- Education: University of Iceland, University of Essex, University of Notre Dame
- Known for: Adolescents, Alcohol abuse, Child custody
- Scientific career
- Fields: Sociology
- Workplaces: University of Akureyri
- Thesis: (2000)

= Thoroddur Bjarnason =

Icelandic academic

Thoroddur Bjarnason is an Icelandic sociologist and professor at the University of Akureyri.
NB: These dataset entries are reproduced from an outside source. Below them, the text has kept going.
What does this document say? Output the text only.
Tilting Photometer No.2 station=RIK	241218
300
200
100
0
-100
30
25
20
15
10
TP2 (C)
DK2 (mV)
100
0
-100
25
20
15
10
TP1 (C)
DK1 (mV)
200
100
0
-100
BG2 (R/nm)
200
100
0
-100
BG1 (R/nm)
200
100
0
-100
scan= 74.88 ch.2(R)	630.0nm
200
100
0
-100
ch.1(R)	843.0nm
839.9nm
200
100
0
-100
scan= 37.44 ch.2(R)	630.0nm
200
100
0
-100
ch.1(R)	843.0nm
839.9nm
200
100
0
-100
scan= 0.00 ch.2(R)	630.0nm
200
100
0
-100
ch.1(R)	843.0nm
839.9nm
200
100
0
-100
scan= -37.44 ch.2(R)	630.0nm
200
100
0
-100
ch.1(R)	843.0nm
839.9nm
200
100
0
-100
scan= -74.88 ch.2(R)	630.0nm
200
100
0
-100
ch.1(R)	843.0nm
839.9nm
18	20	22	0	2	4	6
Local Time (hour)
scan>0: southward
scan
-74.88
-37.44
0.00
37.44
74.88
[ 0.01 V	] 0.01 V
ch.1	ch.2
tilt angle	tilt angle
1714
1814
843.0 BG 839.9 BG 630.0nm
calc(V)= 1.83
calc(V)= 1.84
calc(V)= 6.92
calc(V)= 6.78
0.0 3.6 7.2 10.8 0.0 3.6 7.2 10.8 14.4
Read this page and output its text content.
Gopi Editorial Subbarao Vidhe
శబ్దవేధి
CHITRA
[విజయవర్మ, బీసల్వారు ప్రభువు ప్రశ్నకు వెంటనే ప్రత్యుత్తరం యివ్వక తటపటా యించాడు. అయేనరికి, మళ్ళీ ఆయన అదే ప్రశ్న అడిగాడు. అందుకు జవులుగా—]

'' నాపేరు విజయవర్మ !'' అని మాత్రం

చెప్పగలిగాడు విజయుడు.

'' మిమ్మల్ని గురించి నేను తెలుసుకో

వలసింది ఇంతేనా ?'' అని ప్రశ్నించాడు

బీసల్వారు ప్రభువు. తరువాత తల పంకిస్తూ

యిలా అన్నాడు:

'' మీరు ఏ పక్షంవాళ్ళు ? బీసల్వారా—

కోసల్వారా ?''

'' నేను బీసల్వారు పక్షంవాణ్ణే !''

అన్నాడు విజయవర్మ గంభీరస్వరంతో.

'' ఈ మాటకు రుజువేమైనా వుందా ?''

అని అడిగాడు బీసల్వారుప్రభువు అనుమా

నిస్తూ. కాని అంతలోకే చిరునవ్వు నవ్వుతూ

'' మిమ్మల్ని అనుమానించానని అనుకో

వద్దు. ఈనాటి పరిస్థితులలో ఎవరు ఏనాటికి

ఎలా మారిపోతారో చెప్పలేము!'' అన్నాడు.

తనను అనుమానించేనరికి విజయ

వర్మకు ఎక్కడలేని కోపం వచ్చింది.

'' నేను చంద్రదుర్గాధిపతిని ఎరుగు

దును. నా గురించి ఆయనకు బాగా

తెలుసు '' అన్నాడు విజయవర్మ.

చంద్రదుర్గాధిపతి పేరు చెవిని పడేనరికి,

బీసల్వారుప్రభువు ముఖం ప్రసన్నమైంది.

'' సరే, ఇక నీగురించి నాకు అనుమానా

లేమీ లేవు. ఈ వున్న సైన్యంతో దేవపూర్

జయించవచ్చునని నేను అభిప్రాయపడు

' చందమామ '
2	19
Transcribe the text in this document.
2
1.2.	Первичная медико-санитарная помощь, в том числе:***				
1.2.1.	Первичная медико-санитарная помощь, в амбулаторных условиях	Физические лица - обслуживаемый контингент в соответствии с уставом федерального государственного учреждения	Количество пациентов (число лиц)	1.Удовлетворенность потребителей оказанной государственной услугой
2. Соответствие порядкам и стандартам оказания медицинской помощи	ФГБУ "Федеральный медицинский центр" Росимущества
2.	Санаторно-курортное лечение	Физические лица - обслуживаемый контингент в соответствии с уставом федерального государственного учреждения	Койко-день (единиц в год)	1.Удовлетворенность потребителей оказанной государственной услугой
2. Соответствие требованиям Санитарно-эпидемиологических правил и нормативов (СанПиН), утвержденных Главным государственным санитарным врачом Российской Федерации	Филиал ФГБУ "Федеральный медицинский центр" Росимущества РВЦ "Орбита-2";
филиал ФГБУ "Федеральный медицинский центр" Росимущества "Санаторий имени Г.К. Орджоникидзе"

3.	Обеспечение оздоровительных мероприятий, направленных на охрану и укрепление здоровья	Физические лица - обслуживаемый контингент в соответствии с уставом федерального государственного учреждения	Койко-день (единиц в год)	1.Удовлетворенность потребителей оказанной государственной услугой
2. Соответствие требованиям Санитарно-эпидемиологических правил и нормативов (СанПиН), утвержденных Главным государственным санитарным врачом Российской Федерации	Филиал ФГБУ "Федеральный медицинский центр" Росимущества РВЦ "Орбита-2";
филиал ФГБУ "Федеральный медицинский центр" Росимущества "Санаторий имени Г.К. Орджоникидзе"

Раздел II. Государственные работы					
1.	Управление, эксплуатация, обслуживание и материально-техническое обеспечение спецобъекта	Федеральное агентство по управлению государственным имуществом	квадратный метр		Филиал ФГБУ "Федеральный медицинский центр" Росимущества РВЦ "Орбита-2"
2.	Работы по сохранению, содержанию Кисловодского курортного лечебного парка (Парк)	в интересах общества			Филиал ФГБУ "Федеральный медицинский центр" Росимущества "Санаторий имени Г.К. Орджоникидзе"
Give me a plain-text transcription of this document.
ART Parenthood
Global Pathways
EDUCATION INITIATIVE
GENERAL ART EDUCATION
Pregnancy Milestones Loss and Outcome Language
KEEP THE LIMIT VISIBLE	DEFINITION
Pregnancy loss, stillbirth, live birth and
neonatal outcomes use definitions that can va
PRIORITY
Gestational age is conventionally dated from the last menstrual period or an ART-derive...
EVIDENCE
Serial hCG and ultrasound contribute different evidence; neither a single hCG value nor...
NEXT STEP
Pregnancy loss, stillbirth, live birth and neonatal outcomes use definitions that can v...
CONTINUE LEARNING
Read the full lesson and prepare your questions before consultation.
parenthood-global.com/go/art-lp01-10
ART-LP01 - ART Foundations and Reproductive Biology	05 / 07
He is most well known for his international comparative survey research on adolescents and their living and custody arrangements, alcohol consumption and substance abuse.

==Education and career==
Bjarnason studied sociology at the University of Iceland obtaining his BA degree in 1991. In 1995, he received an MA degree in social science data analysis from the University of Essex in England, followed by a PhD in sociology from the University of Notre Dame in 2000. After four years as an assistant professor at the University at Albany, SUNY, he returned to Iceland in 2004 for a faculty position at the University of Akureyri.

==Scientific research==
===Alcohol use and substance abuse===
Bjarnasson has studied adolescent alcohol use and substance abuse, comparing different European countries.

===Child custody and living arrangements===
In a 2005/06 international comparison of 36 western countries, Bjarnasson studied the proportion of 11-15-year-old children living in different child custody arrangements. The percent of children living in intact families with both their mother and father was highest in Macedonia (93%), Turkey (89%), Croatia (89%) and Italy (89%), while it was lowest in the United States (60%), Romania (60%), Estonia (66%) and Latvia (67%). Among the children who did not live with both their parents, the percent in a shared parenting versus sole custody arrangement was highest in Sweden (17%), Iceland (11%), Belgium (11%), Denmark (10%), Italy (9%) and Norway (9%), while it was lowest in Ukraine, Poland, Croatia, Turkey, the Netherlands and Romania, all with 2% or less.

==Selected publications==
- Aldous J, Mulligan GM, Bjarnason T. Fathering over time: What makes the difference?. Journal of Marriage and the Family. 1998 Nov 1:809-20.
- Bjarnason T, Andersson B, Choquet M, Elekes Z, Morgan M, Rapinett G. Alcohol culture, family structure and adolescent alcohol use: multilevel modeling of frequency of heavy drinking among 15-16 year old students in 11 European countries. Journal of studies on alcohol. 2003 Mar;64(2):200-8.
- Hibell B, Guttormsson U, Ahlström S, Balakireva O, Bjarnason T, Kokkevi A, Kraus L. The 2007 ESPAD report. Substance Use Among Students in 35 European Countries. 2009;35:1-408.
- Bjarnason T, Arnarsson AA. Joint Physical Custody and Communication with Parents: A Cross-National Study of Children in 36 Western Countries , Journal of Comparative Family Studies, 2011, 42:871-890.
- Bjarnason T, Bendtsen P, Arnarsson AM, Borup I, Iannotti RJ, Löfstedt P, Haapasalo I, Niclasen B. Life satisfaction among children in different family structures: a comparative study of 36 western societies. Children & Society. 2012 Jan;26(1):51-62.
- Arnarsson A, Kristofersson GK, Bjarnason T. Adolescent alcohol and cannabis use in Iceland 1995–2015. Drug and alcohol review. 2018 Apr;37:S49-57.